Jewell, whose department of 70,000 employees oversees 20 percent of the land in the United States, also issued her first order as head of the agency Thursday. It establishes a department-wide process to offset the effects of “large development projects” through “landscape-level planning, banking, in-lieu fee arrangements” and other measures.
“Part of the answer is encouraging development in the right ways and in the right places,” she said in a lunchtime speech at the National Press Club. “Part of the answer is recognizing that there are some places that are too special to develop.”
Conservation groups found much to cheer in Jewell’s speech. Many responded in the same way as Sierra Club President Michael Brune, who in a statement praised Jewell “for recognizing the value of our nation’s public lands and the importance of saving and expanding our wild legacy for future generations to enjoy.”
Joel Webster, director of a sportsmen’s group, the Theodore Roosevelt Conservation Partnership’s Center for Western Lands, encouraged the Interior Department to conserve lands that “provide key habitats and high-quality sporting opportunities.”
In February, when Obama nominated Jewell — a former oil engineer, commercial banker and head of Recreational Equipment Inc. (commonly known as REI) — he signaled the type of approach he was seeking in making her an unconventional pick to head the Interior Department.
“She knows the link between conservation and good jobs,” Obama said then. “She knows that there’s no contradiction between being good stewards of the land and our economic progress; that, in fact, those two things need to go hand in hand.”
Jewell took pains to criticize the damage she says has been done by budget sequestration and what she called the “absurd, wasteful government shutdown.”
The closing of national parks during the shutdown, she said, cost local communities $76 million a day in lost visitor spending. During the 16-day October shutdown, Jewell worked out arrangements with some states that allowed them to open popular national parks if they paid to operate them.
She called on Congress to fully fund the Land and Water Conservation Fund by 2015 and the president’s budget. The fund uses oil and gas royalty payments to help develop parks, wildlife refuges, trails and historic sites, among others.
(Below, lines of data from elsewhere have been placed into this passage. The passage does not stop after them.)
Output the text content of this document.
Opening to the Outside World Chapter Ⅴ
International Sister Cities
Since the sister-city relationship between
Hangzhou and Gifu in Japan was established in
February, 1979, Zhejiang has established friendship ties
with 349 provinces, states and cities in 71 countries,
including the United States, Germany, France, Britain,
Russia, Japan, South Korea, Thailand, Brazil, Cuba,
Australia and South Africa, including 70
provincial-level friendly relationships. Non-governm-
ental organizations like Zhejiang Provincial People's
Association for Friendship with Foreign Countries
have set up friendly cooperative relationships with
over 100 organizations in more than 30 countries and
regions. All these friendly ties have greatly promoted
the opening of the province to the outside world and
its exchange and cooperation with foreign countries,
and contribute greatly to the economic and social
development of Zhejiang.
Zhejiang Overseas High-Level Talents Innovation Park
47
Jewell also outlined a goal of engaging millennials, the generation between ages 18 and 34, whom she said are disconnected from public lands.
She announced plans to develop outdoor recreation opportunities in 50 cities for 10 million members of that generation by 2017; enlist 1 million volunteers — triple the current number — to support public lands; and provide 100,000 work and training opportunities for young people. She said she also hopes to provide outdoor education programs for at least 10 million K-12 students annually.
“It’s critical that we work now to establish meaningful and deep connections between young people from every background and every community and the great outdoors,” Jewell said.